Cette conclusion «engagée» succède à un constat très critique sur les calculs de rentabilité économique («La SGP a fait de l’évaluation des bénéfices économiques élargis un concept à la pertinence très discutée parmi les économistes») et sur les assiettes de perception des taxes (légitimité et pérennité : et si le télétravail augmente, que deviendront les taxes de bureau qui font l’essentiel du modèle financier du GPE?). Surtout, il énumère la dérive des coûts du GPE et reprend l’estimation passée inaperçue de la Cour des Comptes au printemps dernier : les frais financiers atteignent d’ores et déjà 29,5 milliards d’euros (pour un coût de construction à 45 milliards – lire ci-dessous) ! Ils pourraient même devenir «majoritaires» dans le cas d’une baisse des recettes affectées. La soutenabilité de la dette ne serait donc pas un faux problème, au vu des dérives et des risques du projet.
L’alerte de Jean-Pierre Orfeuil est clairement à destination du projet GPSO, dont les missions seront éclatées entre la fonction bancaire (qui échoit à l’EPL SGPSO) et la conduite des travaux (SNCF Réseau). Bon courage aux collectivités locales qui supporteront les risques !

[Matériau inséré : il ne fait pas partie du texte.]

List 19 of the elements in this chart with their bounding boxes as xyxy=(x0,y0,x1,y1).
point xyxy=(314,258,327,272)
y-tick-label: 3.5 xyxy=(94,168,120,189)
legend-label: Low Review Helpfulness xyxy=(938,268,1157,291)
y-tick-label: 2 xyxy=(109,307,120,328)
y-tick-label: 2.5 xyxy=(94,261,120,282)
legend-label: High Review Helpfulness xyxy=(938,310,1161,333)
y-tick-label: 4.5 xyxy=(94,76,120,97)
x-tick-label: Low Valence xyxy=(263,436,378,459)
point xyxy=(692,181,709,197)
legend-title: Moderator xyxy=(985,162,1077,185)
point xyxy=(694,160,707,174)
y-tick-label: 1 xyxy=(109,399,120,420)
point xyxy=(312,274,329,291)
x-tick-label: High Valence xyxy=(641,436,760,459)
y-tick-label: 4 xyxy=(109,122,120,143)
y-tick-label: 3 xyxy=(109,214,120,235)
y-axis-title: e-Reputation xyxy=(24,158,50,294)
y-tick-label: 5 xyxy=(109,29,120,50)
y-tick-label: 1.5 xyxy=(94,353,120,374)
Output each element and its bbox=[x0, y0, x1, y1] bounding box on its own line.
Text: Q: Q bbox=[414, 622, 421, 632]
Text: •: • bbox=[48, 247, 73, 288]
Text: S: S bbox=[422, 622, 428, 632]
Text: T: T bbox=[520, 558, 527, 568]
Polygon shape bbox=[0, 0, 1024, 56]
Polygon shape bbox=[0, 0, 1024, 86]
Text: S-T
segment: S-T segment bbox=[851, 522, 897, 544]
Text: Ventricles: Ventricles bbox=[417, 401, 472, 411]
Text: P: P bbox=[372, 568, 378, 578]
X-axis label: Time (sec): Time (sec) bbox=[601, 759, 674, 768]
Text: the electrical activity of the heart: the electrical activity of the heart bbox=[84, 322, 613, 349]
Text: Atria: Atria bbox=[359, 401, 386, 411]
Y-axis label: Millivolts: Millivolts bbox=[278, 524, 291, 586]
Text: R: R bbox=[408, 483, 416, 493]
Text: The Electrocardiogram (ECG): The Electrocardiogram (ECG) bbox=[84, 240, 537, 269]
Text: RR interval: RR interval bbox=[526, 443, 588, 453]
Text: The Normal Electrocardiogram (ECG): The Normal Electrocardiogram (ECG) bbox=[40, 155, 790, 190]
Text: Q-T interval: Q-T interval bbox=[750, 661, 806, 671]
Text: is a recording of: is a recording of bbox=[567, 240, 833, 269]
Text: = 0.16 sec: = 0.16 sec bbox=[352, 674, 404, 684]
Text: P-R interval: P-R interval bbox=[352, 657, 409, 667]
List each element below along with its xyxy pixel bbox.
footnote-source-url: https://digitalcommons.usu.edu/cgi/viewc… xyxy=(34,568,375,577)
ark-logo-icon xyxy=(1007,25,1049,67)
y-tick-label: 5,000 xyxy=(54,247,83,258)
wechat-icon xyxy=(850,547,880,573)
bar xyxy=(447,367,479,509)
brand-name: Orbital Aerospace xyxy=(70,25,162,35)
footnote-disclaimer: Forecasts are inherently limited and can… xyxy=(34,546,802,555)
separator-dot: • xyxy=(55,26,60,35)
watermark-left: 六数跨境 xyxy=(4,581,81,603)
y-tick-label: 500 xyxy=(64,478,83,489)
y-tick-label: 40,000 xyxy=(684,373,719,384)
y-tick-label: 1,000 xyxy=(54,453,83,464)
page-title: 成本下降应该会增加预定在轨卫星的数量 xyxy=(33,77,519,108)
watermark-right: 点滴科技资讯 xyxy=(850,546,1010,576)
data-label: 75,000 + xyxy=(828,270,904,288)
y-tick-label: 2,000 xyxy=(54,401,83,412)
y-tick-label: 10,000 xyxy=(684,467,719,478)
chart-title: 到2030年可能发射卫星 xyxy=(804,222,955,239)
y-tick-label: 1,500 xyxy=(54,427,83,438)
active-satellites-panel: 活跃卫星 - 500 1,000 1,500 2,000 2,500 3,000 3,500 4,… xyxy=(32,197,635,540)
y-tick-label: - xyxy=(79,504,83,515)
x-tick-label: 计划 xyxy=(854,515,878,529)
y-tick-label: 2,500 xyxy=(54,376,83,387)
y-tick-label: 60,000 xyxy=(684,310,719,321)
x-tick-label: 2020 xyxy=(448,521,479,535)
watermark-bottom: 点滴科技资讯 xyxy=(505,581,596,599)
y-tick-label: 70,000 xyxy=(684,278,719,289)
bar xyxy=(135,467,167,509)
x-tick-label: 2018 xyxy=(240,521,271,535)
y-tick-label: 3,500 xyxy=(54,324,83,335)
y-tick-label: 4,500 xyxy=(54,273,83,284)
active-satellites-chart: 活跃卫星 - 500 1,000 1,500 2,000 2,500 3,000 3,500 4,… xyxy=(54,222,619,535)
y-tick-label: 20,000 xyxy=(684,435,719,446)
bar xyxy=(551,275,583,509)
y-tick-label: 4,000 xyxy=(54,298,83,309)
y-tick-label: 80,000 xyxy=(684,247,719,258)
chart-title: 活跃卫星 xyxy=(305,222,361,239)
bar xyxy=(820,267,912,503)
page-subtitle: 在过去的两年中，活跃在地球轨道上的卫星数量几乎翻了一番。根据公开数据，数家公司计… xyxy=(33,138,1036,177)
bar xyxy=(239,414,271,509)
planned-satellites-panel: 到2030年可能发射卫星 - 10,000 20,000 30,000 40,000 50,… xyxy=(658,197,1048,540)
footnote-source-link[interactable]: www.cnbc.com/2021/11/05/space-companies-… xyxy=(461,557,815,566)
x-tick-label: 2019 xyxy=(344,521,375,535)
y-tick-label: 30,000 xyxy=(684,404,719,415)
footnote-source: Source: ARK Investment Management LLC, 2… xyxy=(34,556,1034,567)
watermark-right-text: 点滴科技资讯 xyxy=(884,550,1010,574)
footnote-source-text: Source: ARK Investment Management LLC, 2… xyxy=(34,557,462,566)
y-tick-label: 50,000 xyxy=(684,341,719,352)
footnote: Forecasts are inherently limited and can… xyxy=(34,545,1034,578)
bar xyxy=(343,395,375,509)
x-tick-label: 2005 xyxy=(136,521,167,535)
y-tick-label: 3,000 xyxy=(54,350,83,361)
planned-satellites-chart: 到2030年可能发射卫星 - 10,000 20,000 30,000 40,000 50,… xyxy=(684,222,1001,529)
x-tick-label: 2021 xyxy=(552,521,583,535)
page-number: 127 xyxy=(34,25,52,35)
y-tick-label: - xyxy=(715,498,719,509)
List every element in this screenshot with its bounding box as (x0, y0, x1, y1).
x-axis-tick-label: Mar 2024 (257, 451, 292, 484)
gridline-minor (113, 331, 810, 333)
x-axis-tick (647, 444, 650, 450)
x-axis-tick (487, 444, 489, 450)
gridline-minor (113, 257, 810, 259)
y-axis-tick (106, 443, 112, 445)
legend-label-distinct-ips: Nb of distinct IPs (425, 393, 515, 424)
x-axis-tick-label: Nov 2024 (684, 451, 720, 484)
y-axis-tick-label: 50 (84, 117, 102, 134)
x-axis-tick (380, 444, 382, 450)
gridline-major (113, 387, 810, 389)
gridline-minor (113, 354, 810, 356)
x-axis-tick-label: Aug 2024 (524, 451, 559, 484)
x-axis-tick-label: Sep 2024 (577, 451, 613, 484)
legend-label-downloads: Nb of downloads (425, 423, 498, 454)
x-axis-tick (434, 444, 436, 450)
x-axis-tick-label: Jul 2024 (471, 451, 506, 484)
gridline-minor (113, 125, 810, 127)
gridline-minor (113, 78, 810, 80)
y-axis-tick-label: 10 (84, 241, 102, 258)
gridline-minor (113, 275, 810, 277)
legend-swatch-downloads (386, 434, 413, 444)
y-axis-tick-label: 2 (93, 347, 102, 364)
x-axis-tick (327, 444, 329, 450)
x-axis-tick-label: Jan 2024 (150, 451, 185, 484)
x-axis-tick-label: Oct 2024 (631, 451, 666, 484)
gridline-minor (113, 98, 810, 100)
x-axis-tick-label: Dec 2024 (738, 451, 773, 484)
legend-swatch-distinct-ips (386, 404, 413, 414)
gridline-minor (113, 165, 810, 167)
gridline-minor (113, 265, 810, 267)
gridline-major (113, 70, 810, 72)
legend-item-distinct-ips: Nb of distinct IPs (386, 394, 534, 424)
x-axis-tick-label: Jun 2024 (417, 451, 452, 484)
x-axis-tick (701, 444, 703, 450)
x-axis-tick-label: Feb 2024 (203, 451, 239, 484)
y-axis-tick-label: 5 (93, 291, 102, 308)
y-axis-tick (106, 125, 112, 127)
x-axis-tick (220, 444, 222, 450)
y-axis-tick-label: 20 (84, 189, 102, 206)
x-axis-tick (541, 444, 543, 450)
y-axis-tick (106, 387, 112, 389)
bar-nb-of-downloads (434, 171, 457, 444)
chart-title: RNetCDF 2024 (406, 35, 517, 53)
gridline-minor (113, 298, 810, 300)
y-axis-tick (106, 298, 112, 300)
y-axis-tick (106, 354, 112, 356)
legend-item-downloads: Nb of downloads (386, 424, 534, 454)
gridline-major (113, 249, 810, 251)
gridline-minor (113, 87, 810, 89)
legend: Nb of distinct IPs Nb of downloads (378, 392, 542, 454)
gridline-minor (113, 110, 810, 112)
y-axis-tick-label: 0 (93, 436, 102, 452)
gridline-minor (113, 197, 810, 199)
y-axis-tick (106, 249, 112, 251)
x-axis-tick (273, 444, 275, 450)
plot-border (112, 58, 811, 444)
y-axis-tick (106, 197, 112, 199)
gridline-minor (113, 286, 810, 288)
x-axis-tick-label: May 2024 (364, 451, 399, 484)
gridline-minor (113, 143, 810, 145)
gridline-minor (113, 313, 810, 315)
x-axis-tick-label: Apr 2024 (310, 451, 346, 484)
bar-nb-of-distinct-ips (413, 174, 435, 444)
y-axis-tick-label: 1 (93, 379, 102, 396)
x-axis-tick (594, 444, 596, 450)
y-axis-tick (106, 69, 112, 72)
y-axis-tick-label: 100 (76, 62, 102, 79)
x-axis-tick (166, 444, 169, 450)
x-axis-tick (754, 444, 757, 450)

GPE, ou comment atteindre au plus vite le point de non retour
S’agissant du Grand Paris Express, Jean-Pierre Orfeuil retrace son itinéraire sur une quinzaine de pages parue au sein d’un ouvrage collectif,«L’imposture du Grand Paris Express»**, qui oscille entre la charge de la brigade légère et le pamphlet vibrionnant. Tout en restant dans un style incisif, il reste documenté et fait montre d’un recul mordant sur les différentes étapes de l’irréversible montée en puissance du GPE:«Comment atteindre au plus vite le point de non retour», «comment se positionner hors des clous, en situation d’exceptionnalité», «comment entretenir le buzz»… L’universitaire n’en est pas à sa première charge sur le sujet, mais celle-ci donne le vertige tant elle démonte les ressorts d’une fuite en avant qui emporte tout : la raison budgétaire comme les finalités économiques, écologiques et sociales.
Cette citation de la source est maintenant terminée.